Читаем Ленинградский панк полностью

На стене в большом кабинете без окна скучились портреты Ленина, Андропова и Дзержинского. За столом приятного вида седой мужчина с лучистыми глазами. Только лучи из них выходят холодные и острые. Высокий со скучающим лицом садится на стул в углу. Так что он здесь не главный. Больше в кабинете никого нет. Дружинники ютятся в соседней комнате поменьше. На столе два телефонных аппарата – черный обычный и белый без диска. Сталинская массивная настольная бронзовая лампа с гербом СССР и горка картонных папок с личными делами. Ты сидишь перед столом. Лампа противно светит в глаза.

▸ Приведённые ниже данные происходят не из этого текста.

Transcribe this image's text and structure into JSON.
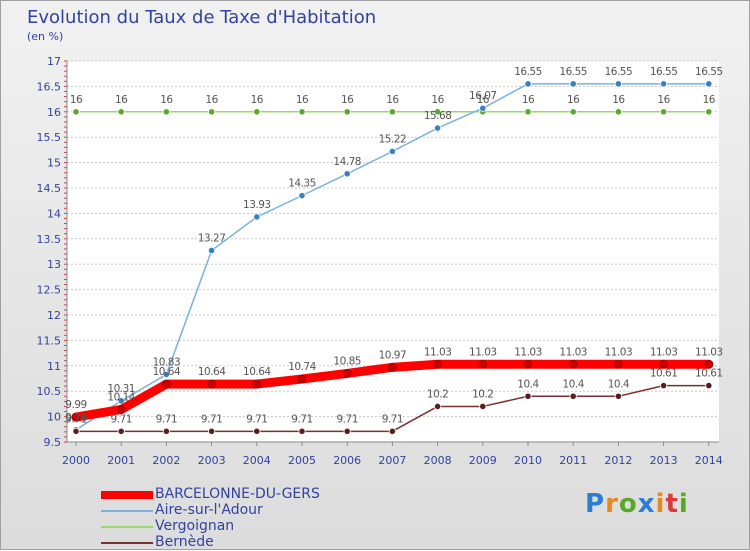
{
  "title": "Evolution du Taux de Taxe d'Habitation",
  "unit_label": "(en %)",
  "logo": {
    "letters": [
      "P",
      "r",
      "o",
      "x",
      "i",
      "t",
      "i"
    ],
    "colors": [
      "#2a7fd4",
      "#e8891c",
      "#5aa82a",
      "#2a7fd4",
      "#e8891c",
      "#d93a3a",
      "#5aa82a"
    ]
  },
  "chart_data": {
    "type": "line",
    "title": "Evolution du Taux de Taxe d'Habitation",
    "ylabel": "(en %)",
    "xlabel": "",
    "x": [
      "2000",
      "2001",
      "2002",
      "2003",
      "2004",
      "2005",
      "2006",
      "2007",
      "2008",
      "2009",
      "2010",
      "2011",
      "2012",
      "2013",
      "2014"
    ],
    "ylim": [
      9.5,
      17
    ],
    "yticks": [
      "9.5",
      "10",
      "10.5",
      "11",
      "11.5",
      "12",
      "12.5",
      "13",
      "13.5",
      "14",
      "14.5",
      "15",
      "15.5",
      "16",
      "16.5",
      "17"
    ],
    "grid": "horizontal",
    "legend_position": "bottom-left",
    "series": [
      {
        "name": "BARCELONNE-DU-GERS",
        "color": "#ff0000",
        "marker": "#cc0000",
        "values": [
          9.99,
          10.14,
          10.64,
          10.64,
          10.64,
          10.74,
          10.85,
          10.97,
          11.03,
          11.03,
          11.03,
          11.03,
          11.03,
          11.03,
          11.03
        ],
        "labels": [
          "9.99",
          "10.14",
          "10.64",
          "10.64",
          "10.64",
          "10.74",
          "10.85",
          "10.97",
          "11.03",
          "11.03",
          "11.03",
          "11.03",
          "11.03",
          "11.03",
          "11.03"
        ]
      },
      {
        "name": "Aire-sur-l'Adour",
        "color": "#7ab2dc",
        "marker": "#3a7fc0",
        "values": [
          9.74,
          10.31,
          10.83,
          13.27,
          13.93,
          14.35,
          14.78,
          15.22,
          15.68,
          16.07,
          16.55,
          16.55,
          16.55,
          16.55,
          16.55
        ],
        "labels": [
          "9.74",
          "10.31",
          "10.83",
          "13.27",
          "13.93",
          "14.35",
          "14.78",
          "15.22",
          "15.68",
          "16.07",
          "16.55",
          "16.55",
          "16.55",
          "16.55",
          "16.55"
        ]
      },
      {
        "name": "Vergoignan",
        "color": "#9bd86b",
        "marker": "#5aa82a",
        "values": [
          16,
          16,
          16,
          16,
          16,
          16,
          16,
          16,
          16,
          16,
          16,
          16,
          16,
          16,
          16
        ],
        "labels": [
          "16",
          "16",
          "16",
          "16",
          "16",
          "16",
          "16",
          "16",
          "16",
          "16",
          "16",
          "16",
          "16",
          "16",
          "16"
        ]
      },
      {
        "name": "Bernède",
        "color": "#7a3030",
        "marker": "#5a1e1e",
        "values": [
          9.71,
          9.71,
          9.71,
          9.71,
          9.71,
          9.71,
          9.71,
          9.71,
          10.2,
          10.2,
          10.4,
          10.4,
          10.4,
          10.61,
          10.61
        ],
        "labels": [
          "9.71",
          "9.71",
          "9.71",
          "9.71",
          "9.71",
          "9.71",
          "9.71",
          "9.71",
          "10.2",
          "10.2",
          "10.4",
          "10.4",
          "10.4",
          "10.61",
          "10.61"
        ]
      }
    ]
  }
}
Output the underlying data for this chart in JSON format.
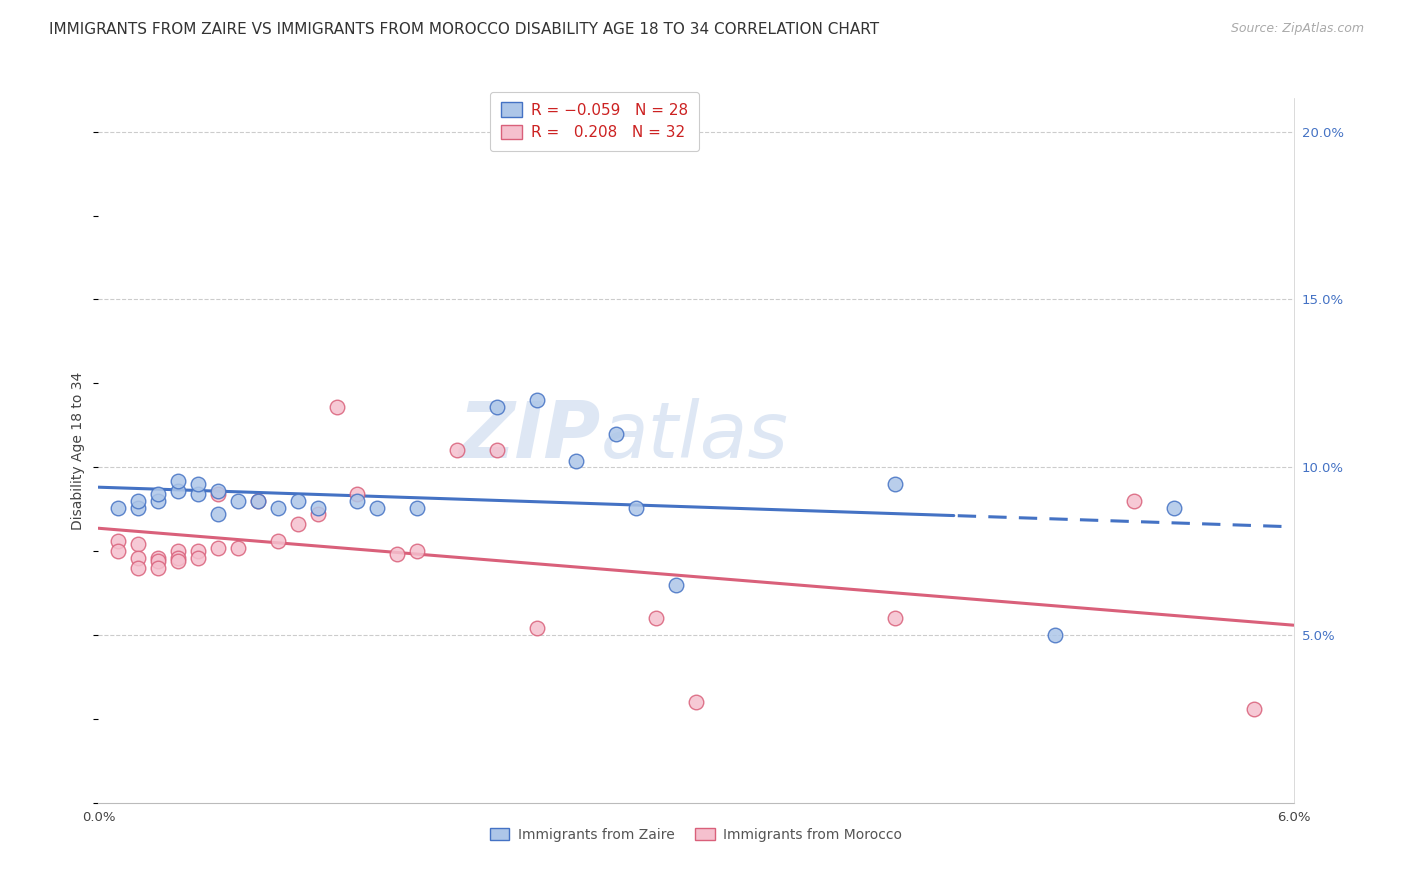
{
  "title": "IMMIGRANTS FROM ZAIRE VS IMMIGRANTS FROM MOROCCO DISABILITY AGE 18 TO 34 CORRELATION CHART",
  "source": "Source: ZipAtlas.com",
  "ylabel": "Disability Age 18 to 34",
  "xlim": [
    0.0,
    0.06
  ],
  "ylim": [
    0.0,
    0.21
  ],
  "xticks": [
    0.0,
    0.01,
    0.02,
    0.03,
    0.04,
    0.05,
    0.06
  ],
  "xtick_labels": [
    "0.0%",
    "",
    "",
    "",
    "",
    "",
    "6.0%"
  ],
  "yticks": [
    0.05,
    0.1,
    0.15,
    0.2
  ],
  "ytick_labels": [
    "5.0%",
    "10.0%",
    "15.0%",
    "20.0%"
  ],
  "color_blue": "#adc6e8",
  "color_pink": "#f5c0ce",
  "line_blue": "#4472c4",
  "line_pink": "#d9607a",
  "watermark_zip": "ZIP",
  "watermark_atlas": "atlas",
  "zaire_x": [
    0.001,
    0.002,
    0.002,
    0.003,
    0.003,
    0.004,
    0.004,
    0.005,
    0.005,
    0.006,
    0.006,
    0.007,
    0.008,
    0.009,
    0.01,
    0.011,
    0.013,
    0.014,
    0.016,
    0.02,
    0.022,
    0.024,
    0.026,
    0.027,
    0.029,
    0.04,
    0.048,
    0.054
  ],
  "zaire_y": [
    0.088,
    0.088,
    0.09,
    0.09,
    0.092,
    0.093,
    0.096,
    0.092,
    0.095,
    0.093,
    0.086,
    0.09,
    0.09,
    0.088,
    0.09,
    0.088,
    0.09,
    0.088,
    0.088,
    0.118,
    0.12,
    0.102,
    0.11,
    0.088,
    0.065,
    0.095,
    0.05,
    0.088
  ],
  "morocco_x": [
    0.001,
    0.001,
    0.002,
    0.002,
    0.002,
    0.003,
    0.003,
    0.003,
    0.004,
    0.004,
    0.004,
    0.005,
    0.005,
    0.006,
    0.006,
    0.007,
    0.008,
    0.009,
    0.01,
    0.011,
    0.012,
    0.013,
    0.015,
    0.016,
    0.018,
    0.02,
    0.022,
    0.028,
    0.03,
    0.04,
    0.052,
    0.058
  ],
  "morocco_y": [
    0.078,
    0.075,
    0.077,
    0.073,
    0.07,
    0.073,
    0.072,
    0.07,
    0.075,
    0.073,
    0.072,
    0.075,
    0.073,
    0.092,
    0.076,
    0.076,
    0.09,
    0.078,
    0.083,
    0.086,
    0.118,
    0.092,
    0.074,
    0.075,
    0.105,
    0.105,
    0.052,
    0.055,
    0.03,
    0.055,
    0.09,
    0.028
  ],
  "marker_size": 110,
  "title_fontsize": 11,
  "axis_label_fontsize": 10,
  "tick_fontsize": 9.5,
  "legend_fontsize": 11
}
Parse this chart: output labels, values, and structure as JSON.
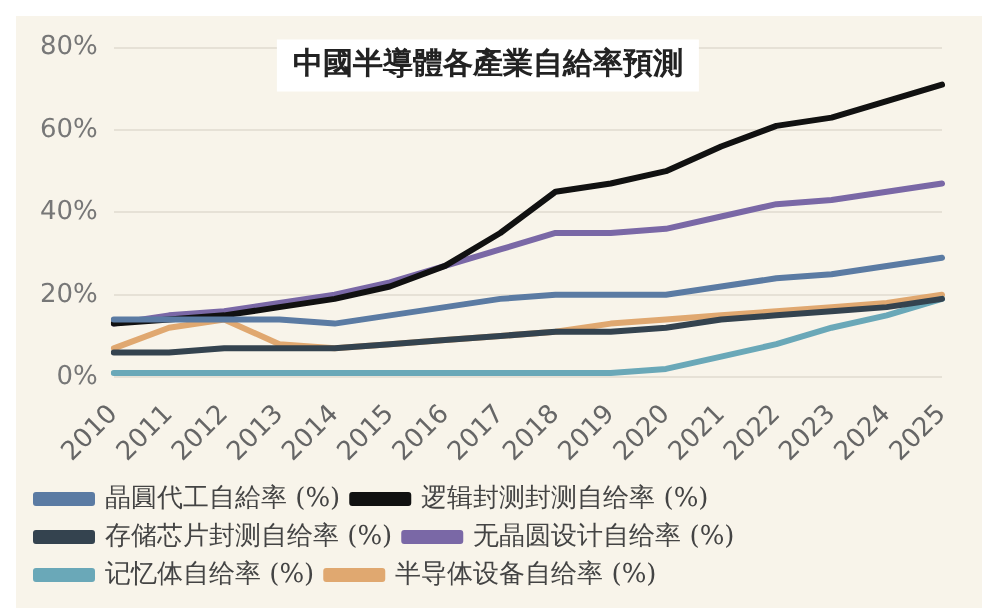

– Эх, Андрей, Андрей, быстро же ты покатился. – Седой не смотрит на тебя, изучает папку, открытую перед ним, вздыхает, расстроенно крякает. И так уже пять минут. «Что за комедия», – думаешь ты. Но кино еще только начинается.

– Расстраиваешь ты меня, Андрей Фролов. – Седой откладывает папку, поднимает голову и его лучистые глаза пронзают тебя насквозь. – Комсомолец, лауреат районных и городских конкурсов поэзии, дед – коммунист, отец – кандидат, а он тут со всякой шушерой антисоветской по шалманам болтается. Очень, очень грустно, Фролов.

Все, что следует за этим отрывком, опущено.